Les préoccupations divergeaient. Si pour certains le manque « criard » des retenus de point d'eau entrave à l'épanouissement de leurs activités, d'autres ont déploré le mauvais état des voies ou encore ont  évoqué soit  le problème d'insécurité qui les empêchent de vaquer sans crainte à leurs activités  soit le manque de financement pour la réalisation de leurs projets. « Notre préoccupation porte sur le renforcement du dispositif sécuritaire dans l'ensemble de la région de la boucle du Mouhoum afin de permettre à l'ensemble des acteurs du monde rural de pouvoir mener leurs activités dans la quiétude. Nous interpellons le ministère de la sécurité et de la défense » a laissé entendre le représentant de la région de la boucle du Mouhoun, Adama Nyamba.

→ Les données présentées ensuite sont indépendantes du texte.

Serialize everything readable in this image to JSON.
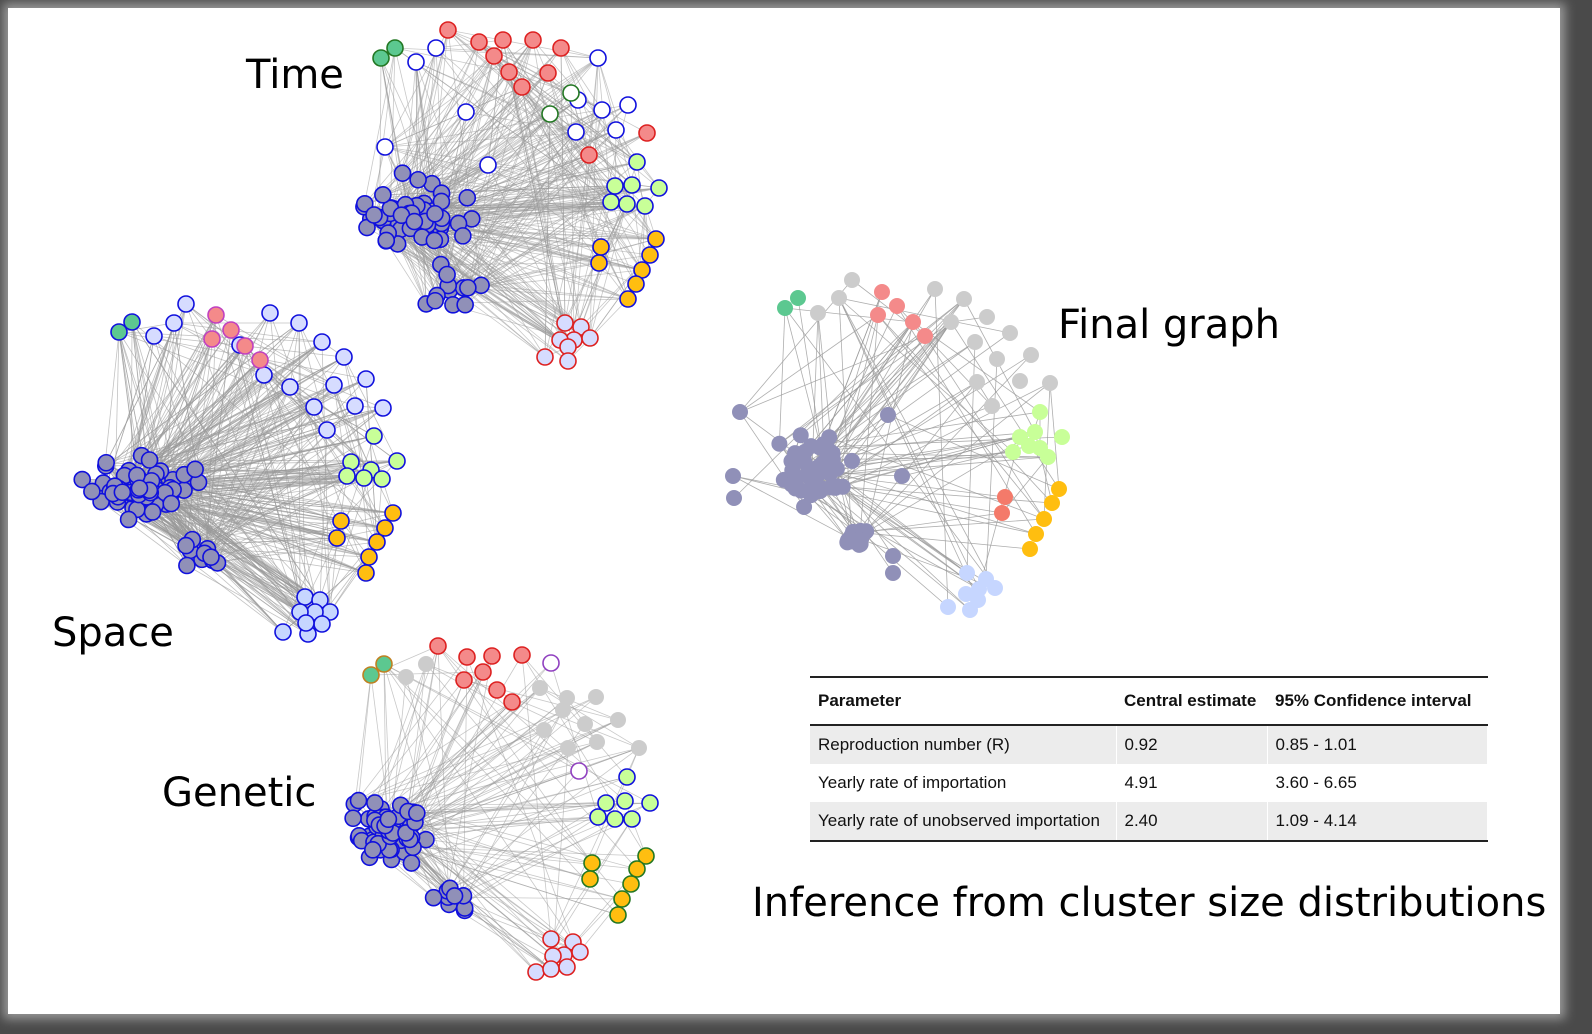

Selon Bassiaka Dao, président de la Confédération paysanne du Faso, ces ateliers ont favorisé l'harmonisation de la compréhension de la problématique et des propositions issues des fora  régionaux. Le  forum national et les  ateliers sectoriels  tenus le 25 avril 2019 à Gaoua ont regroupé près de 1074 participants et participantes.  Les acteurs,  au cours de cette réflexion ont analysé les effets de l'insécurité sur leurs activités  et, trois axes d'interventions ont été proposés.  Le premier axe est relatif aux renforcements de la valorisation des compétences endogènes, le deuxième consiste à renforcer l'utilisation des technologies de l'information et de la communication pour améliorer l'appui conseil de la mise en disposition des intrants relatif à la protection agricole. Enfin, le troisième est relatif au renforcement de l'utilisation des masses médias pour les couvertures nationales et locales. 

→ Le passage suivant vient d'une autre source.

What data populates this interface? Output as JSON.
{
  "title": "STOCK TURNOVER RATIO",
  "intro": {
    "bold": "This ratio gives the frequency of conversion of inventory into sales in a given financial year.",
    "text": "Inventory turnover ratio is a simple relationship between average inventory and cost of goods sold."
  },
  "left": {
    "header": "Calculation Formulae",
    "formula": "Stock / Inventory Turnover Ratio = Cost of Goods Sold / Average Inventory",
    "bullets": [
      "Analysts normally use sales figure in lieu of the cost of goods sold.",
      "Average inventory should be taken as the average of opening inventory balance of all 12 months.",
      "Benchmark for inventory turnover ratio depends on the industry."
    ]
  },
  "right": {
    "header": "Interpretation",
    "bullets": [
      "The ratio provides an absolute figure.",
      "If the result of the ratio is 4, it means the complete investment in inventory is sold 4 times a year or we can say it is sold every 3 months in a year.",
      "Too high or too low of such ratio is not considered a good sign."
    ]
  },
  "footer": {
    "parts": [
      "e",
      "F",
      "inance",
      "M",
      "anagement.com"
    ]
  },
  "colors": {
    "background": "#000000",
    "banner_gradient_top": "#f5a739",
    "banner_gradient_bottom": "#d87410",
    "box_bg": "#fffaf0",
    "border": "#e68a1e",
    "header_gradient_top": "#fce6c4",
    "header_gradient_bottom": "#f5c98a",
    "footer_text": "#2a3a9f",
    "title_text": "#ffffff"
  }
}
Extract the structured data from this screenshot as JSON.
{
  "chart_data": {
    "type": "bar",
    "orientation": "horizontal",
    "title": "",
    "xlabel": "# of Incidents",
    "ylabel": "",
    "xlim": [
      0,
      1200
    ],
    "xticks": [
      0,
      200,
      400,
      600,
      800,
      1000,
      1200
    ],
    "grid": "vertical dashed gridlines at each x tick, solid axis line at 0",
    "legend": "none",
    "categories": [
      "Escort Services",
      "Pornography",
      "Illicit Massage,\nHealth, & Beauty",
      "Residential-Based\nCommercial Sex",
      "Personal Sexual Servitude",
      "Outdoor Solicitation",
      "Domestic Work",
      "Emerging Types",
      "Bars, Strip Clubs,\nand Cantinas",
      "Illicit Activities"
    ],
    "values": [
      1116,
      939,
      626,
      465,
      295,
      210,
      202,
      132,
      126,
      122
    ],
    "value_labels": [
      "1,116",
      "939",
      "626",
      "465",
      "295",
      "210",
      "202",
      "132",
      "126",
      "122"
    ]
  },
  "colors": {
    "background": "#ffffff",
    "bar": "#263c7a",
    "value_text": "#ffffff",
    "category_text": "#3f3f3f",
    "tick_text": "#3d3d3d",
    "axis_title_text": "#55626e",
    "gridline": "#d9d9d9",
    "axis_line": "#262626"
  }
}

Au  total, 13 recommandations sont ressorties de ces ateliers selon Bassiaka Dao. Au titre des ministères de l'Agriculture et de la sécurité, le monde rural souhaite, entre autres, la  poursuite des efforts de sécurisation du territoire pour un retour diligent des producteurs déplacés au seuil de la campagne agro- pastorale 2019- 2020, l' élaboration  et la mise en œuvre d' un programme d'urgence agro-sylvo-pastoral halieutique et faunique pour les régions de l'Est, du Nord , du Centre-nord , de la Boucle du Mouhoum et des Hauts Bassins, l’opérationnalisation  de la centrale d'achat d’intrants et de matériel agricole et la sensibilisation de la population pour une meilleure collaboration avec les forces de défense et de sécurité. Au titre du ministère en charge des Ressources animales et halieutiques, il a été recommandé  l’accroissement  du budget alloué au ministère, la facilitation de l'accès à l'aliment du cheptel et la gestion efficace des conflits et crise inter communautaires, etc.

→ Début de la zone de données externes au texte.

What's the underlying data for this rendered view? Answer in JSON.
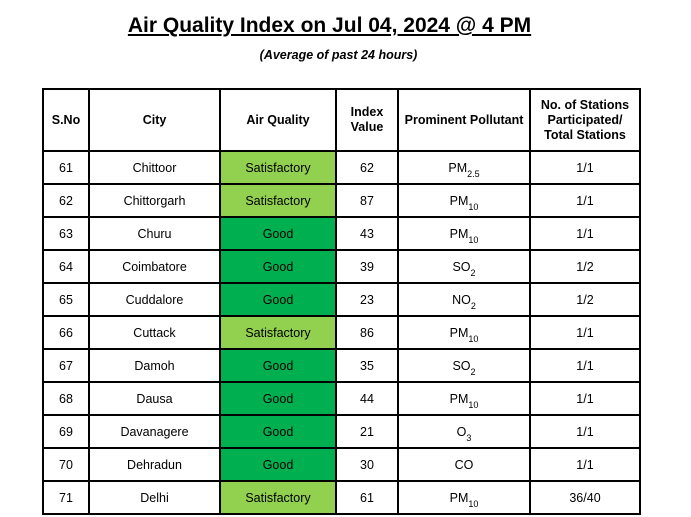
{
  "title": "Air Quality Index on Jul 04, 2024 @ 4 PM",
  "subtitle": "(Average of past 24 hours)",
  "colors": {
    "satisfactory": "#92d050",
    "good": "#00b050"
  },
  "headers": {
    "sno": "S.No",
    "city": "City",
    "air_quality": "Air Quality",
    "index_value_line1": "Index",
    "index_value_line2": "Value",
    "pollutant": "Prominent Pollutant",
    "stations_line1": "No. of Stations",
    "stations_line2": "Participated/",
    "stations_line3": "Total Stations"
  },
  "rows": [
    {
      "sno": "61",
      "city": "Chittoor",
      "aq": "Satisfactory",
      "aq_class": "satisfactory",
      "index": "62",
      "pol_base": "PM",
      "pol_sub": "2.5",
      "stations": "1/1"
    },
    {
      "sno": "62",
      "city": "Chittorgarh",
      "aq": "Satisfactory",
      "aq_class": "satisfactory",
      "index": "87",
      "pol_base": "PM",
      "pol_sub": "10",
      "stations": "1/1"
    },
    {
      "sno": "63",
      "city": "Churu",
      "aq": "Good",
      "aq_class": "good",
      "index": "43",
      "pol_base": "PM",
      "pol_sub": "10",
      "stations": "1/1"
    },
    {
      "sno": "64",
      "city": "Coimbatore",
      "aq": "Good",
      "aq_class": "good",
      "index": "39",
      "pol_base": "SO",
      "pol_sub": "2",
      "stations": "1/2"
    },
    {
      "sno": "65",
      "city": "Cuddalore",
      "aq": "Good",
      "aq_class": "good",
      "index": "23",
      "pol_base": "NO",
      "pol_sub": "2",
      "stations": "1/2"
    },
    {
      "sno": "66",
      "city": "Cuttack",
      "aq": "Satisfactory",
      "aq_class": "satisfactory",
      "index": "86",
      "pol_base": "PM",
      "pol_sub": "10",
      "stations": "1/1"
    },
    {
      "sno": "67",
      "city": "Damoh",
      "aq": "Good",
      "aq_class": "good",
      "index": "35",
      "pol_base": "SO",
      "pol_sub": "2",
      "stations": "1/1"
    },
    {
      "sno": "68",
      "city": "Dausa",
      "aq": "Good",
      "aq_class": "good",
      "index": "44",
      "pol_base": "PM",
      "pol_sub": "10",
      "stations": "1/1"
    },
    {
      "sno": "69",
      "city": "Davanagere",
      "aq": "Good",
      "aq_class": "good",
      "index": "21",
      "pol_base": "O",
      "pol_sub": "3",
      "stations": "1/1"
    },
    {
      "sno": "70",
      "city": "Dehradun",
      "aq": "Good",
      "aq_class": "good",
      "index": "30",
      "pol_base": "CO",
      "pol_sub": "",
      "stations": "1/1"
    },
    {
      "sno": "71",
      "city": "Delhi",
      "aq": "Satisfactory",
      "aq_class": "satisfactory",
      "index": "61",
      "pol_base": "PM",
      "pol_sub": "10",
      "stations": "36/40"
    }
  ]
}
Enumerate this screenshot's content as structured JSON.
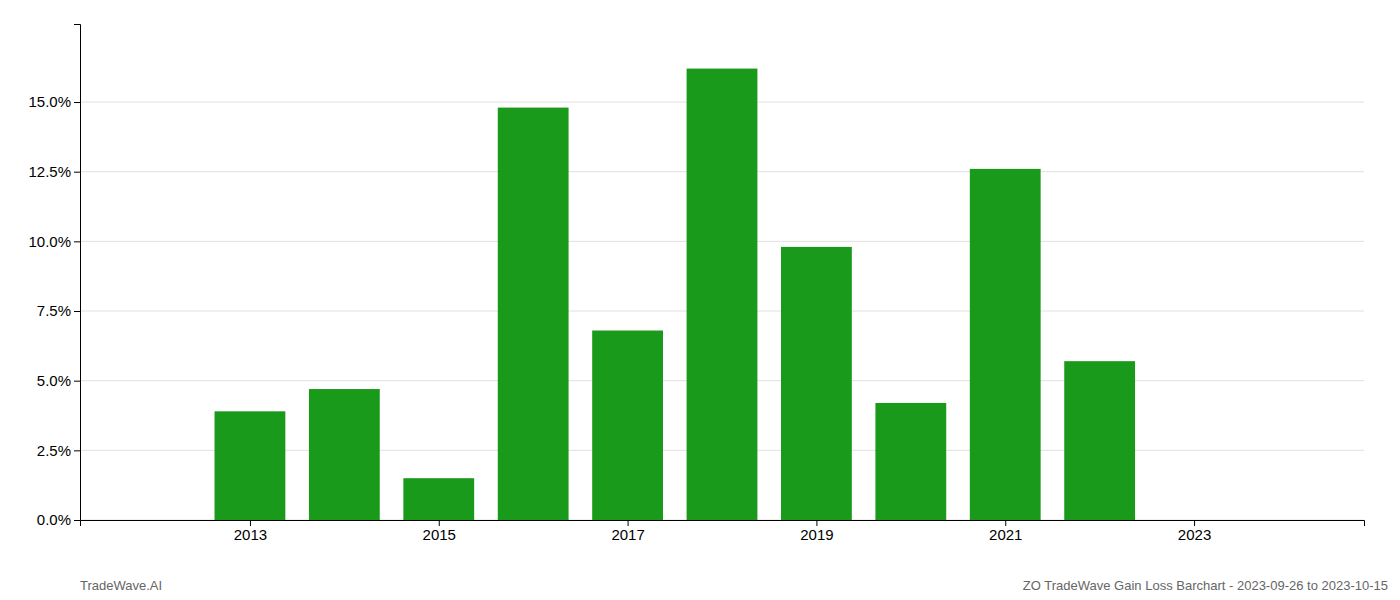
{
  "chart_data": {
    "type": "bar",
    "x": [
      2013,
      2014,
      2015,
      2016,
      2017,
      2018,
      2019,
      2020,
      2021,
      2022
    ],
    "values": [
      0.039,
      0.047,
      0.015,
      0.148,
      0.068,
      0.162,
      0.098,
      0.042,
      0.126,
      0.057
    ],
    "color": "#1a9a1a",
    "xlim": [
      2011.2,
      2024.8
    ],
    "xticks": [
      2013,
      2015,
      2017,
      2019,
      2021,
      2023
    ],
    "ylim": [
      0,
      0.178
    ],
    "yticks": [
      {
        "value": 0.0,
        "label": "0.0%"
      },
      {
        "value": 0.025,
        "label": "2.5%"
      },
      {
        "value": 0.05,
        "label": "5.0%"
      },
      {
        "value": 0.075,
        "label": "7.5%"
      },
      {
        "value": 0.1,
        "label": "10.0%"
      },
      {
        "value": 0.125,
        "label": "12.5%"
      },
      {
        "value": 0.15,
        "label": "15.0%"
      }
    ],
    "grid": true,
    "annotations": [
      "TradeWave.AI",
      "ZO TradeWave Gain Loss Barchart - 2023-09-26 to 2023-10-15"
    ]
  }
}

Au terme de l'ensemble de ces discussions, le chef de l'État a assuré que le gouvernement mettra tout en œuvre pour que les recommandations et les préoccupations évoquées soient prises en compte.

Pour les autres éditions, le président du Faso a annoncé l’institution d’une rencontre intermédiaire entre le président, le Premier ministre et les partenaires afin de faire le point des recommandations retenues lors de l'édition précédente. « Le thème de cette édition est complexe mais la tenue de cette rencontre montre la résilience du peuple burkinabè et des producteurs de faire face à cette situation. Ensemble nous ferons en sorte que l’agriculture, l'élevage et les domaines halieutiques et fauniques soient la base du développement du Burkina Faso. C'est important que nous regardions l'agriculture comme un domaine d'affaire comme toutes les autres. Nous devons travailler à définir un modèle agricole qui intègre l'énergie solaire et qui permettent qu'en dépit des aléas de la nature nous puissions faire en sorte de pouvoir à tout moment continuer à faire de l'agriculture un pôle de concentration .Il en est de même pour l’élevage, les produits halieutiques et fauniques » a déclaré le chef de l'Etat.

Moussa Dicko, éleveur et président de la coordination départementale de Dori, s'est dit satisfait des réponses apportées par le gouvernement tout en espérant que la solution au problème d'insécurité sera trouvée dans un délai raisonnable.